手を触れてみると、少し腫れているようだった。
なるべく首を動かさないように起き上がり、左右に視線をやる。
彼は病院にあるようなベットにいた。
すぐ隣にはタツヤもいる。
しかし、レイカがいない。
この部屋にあるのは、彼とタツヤが寝ているベットのみ。
ハッと気付いてポケットに手を入れる。
(取られてない?)
ポケットには、唯一の武器であるナイフが収まっている。
奴らが気付かなかったとは思えない。
わざと残したのだろうか。
彼はふらつく足で立ち上がり、タツヤを揺すり起こした。
「起きろよ!おい!」
しばらく揺すって、ようやくタツヤの目が開いた。
しばらくボーッとしていたと思ったら、大きく背伸びをして起き上がった。
「いやー、よく寝た、って痛っ」
タツヤは首を押さえた。 (呑気なやつだ)
内心呆れながら、彼は言った。
「レイカがいない」
「はあ?レイカが?つか、ここどこだよ?」
ようやく目が覚めたのか、タツヤは目を見開いて部屋を見回した。
「さあな。スタンガンで気絶させられて、気付いたらここだ」
「……で、レイカは?」
「だから、いないって言ってんだろ!!」
「男女別室にされたっつーことは……今さらないわな」
タツヤは一人で自分の意見を否定した。
「考えられるのは、人質になったか、あるいは…」
「あるいは?」
「殺されたか、だな」
タツヤの声が暗い。
二人は一瞬黙り込んだ。
「バカ言うな。なんでレイカだけ殺されるんだよ」
「……だよな?」
タツヤも苦笑いを浮かべて彼に同意するが、その表情は暗い。
「とにかく、この部屋から出ようぜ」
タツヤはそう言うと、ドアの前に移動して、動きを止めた。
「どした?」
彼も後ろからドアを覗き込む。
「このドア、取っ手がねえ」
確かに、そこには普通あるはずの取っ手が付いていない。
鍵もなければ、手を掛けるへこみすらない。
あるのは壁との間にわずかに紙が入る程度の隙間だけだ。
「監禁部屋ってわけか」
「ちくしょう!ナメやがって!!」
タツヤは怒鳴りながらドアを蹴った。
しかし、ドアはピクリとも動かず、代わりにタツヤが足を押さえて跳びはねた。
「いってえ!何でできてんだよ、これ。
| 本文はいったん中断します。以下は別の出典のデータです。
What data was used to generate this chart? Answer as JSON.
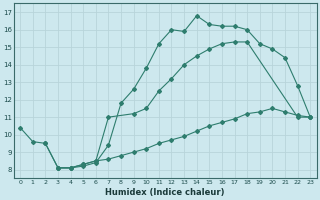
{
  "xlabel": "Humidex (Indice chaleur)",
  "bg_color": "#cde8ee",
  "grid_color": "#b8d4da",
  "line_color": "#2e7d6e",
  "xlim": [
    -0.5,
    23.5
  ],
  "ylim": [
    7.5,
    17.5
  ],
  "xticks": [
    0,
    1,
    2,
    3,
    4,
    5,
    6,
    7,
    8,
    9,
    10,
    11,
    12,
    13,
    14,
    15,
    16,
    17,
    18,
    19,
    20,
    21,
    22,
    23
  ],
  "yticks": [
    8,
    9,
    10,
    11,
    12,
    13,
    14,
    15,
    16,
    17
  ],
  "line1": {
    "x": [
      0,
      1,
      2,
      3,
      4,
      5,
      6,
      7,
      8,
      9,
      10,
      11,
      12,
      13,
      14,
      15,
      16,
      17,
      18,
      19,
      20,
      21,
      22,
      23
    ],
    "y": [
      10.4,
      9.6,
      9.5,
      8.1,
      8.1,
      8.2,
      8.4,
      9.4,
      11.8,
      12.6,
      13.8,
      15.2,
      16.0,
      15.9,
      16.8,
      16.3,
      16.2,
      16.2,
      16.0,
      15.2,
      14.9,
      14.4,
      12.8,
      11.0
    ]
  },
  "line2": {
    "x": [
      2,
      3,
      4,
      5,
      6,
      7,
      9,
      10,
      11,
      12,
      13,
      14,
      15,
      16,
      17,
      18,
      22,
      23
    ],
    "y": [
      9.5,
      8.1,
      8.1,
      8.3,
      8.5,
      11.0,
      11.2,
      11.5,
      12.5,
      13.2,
      14.0,
      14.5,
      14.9,
      15.2,
      15.3,
      15.3,
      11.0,
      11.0
    ]
  },
  "line3": {
    "x": [
      3,
      4,
      5,
      6,
      7,
      8,
      9,
      10,
      11,
      12,
      13,
      14,
      15,
      16,
      17,
      18,
      19,
      20,
      21,
      22,
      23
    ],
    "y": [
      8.1,
      8.1,
      8.3,
      8.5,
      8.6,
      8.8,
      9.0,
      9.2,
      9.5,
      9.7,
      9.9,
      10.2,
      10.5,
      10.7,
      10.9,
      11.2,
      11.3,
      11.5,
      11.3,
      11.1,
      11.0
    ]
  }
}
半端ねえぞ」
さらに激しく動いたため、首に痛みが走ったようだ。
タツヤはその場にうずくまってしまった。
「おい、大丈夫か?」
「おお。余裕だぜ。見てろよ、こんなドア……」
タツヤはバッっ立ち上がりナイフを取り出したかと思うと、ドアと壁のわずかな隙間に突き刺した。
「…こじ開けてやる」
「無理だろ。明らかに、ナイフの方が隙間よりでかいし。先っぽがちょっとしか入ってない」
「うるせえな。黙って見てろよ」
彼の注意を無視して、タツヤはガリガリと隙間にナイフをねじ込もうとする。
目が真剣だ。
やがて、静かな部屋にパキンと軽い音が響いた。
「ん?何の音だ?」
彼が不思議に思いながら言うと、タツヤが先のないナイフを投げて寄越した。
「お、お前!何してんだよ?武器っつったらこれしかないんだぞ?
それを、こんなにきれいに真っ二つに」
「まだ、お前のがあるからいいじゃねえか。俺にナイフは必要ない。俺の武器はこの足だ」
悪びれる様子もなく、タツヤが言った。
「その自慢の足、さっき痛めてなかったっけ?」
「……それよりこの状況、どうにかしねえと」
タツヤがそう言ったと同時に、ドアが音もなく開いた。
「出ろ」
見たことない、黒スーツの男達が二人の腕を縛り上げて、背中を押した。
この状況で抵抗のしようもない二人は素直に従うことにした。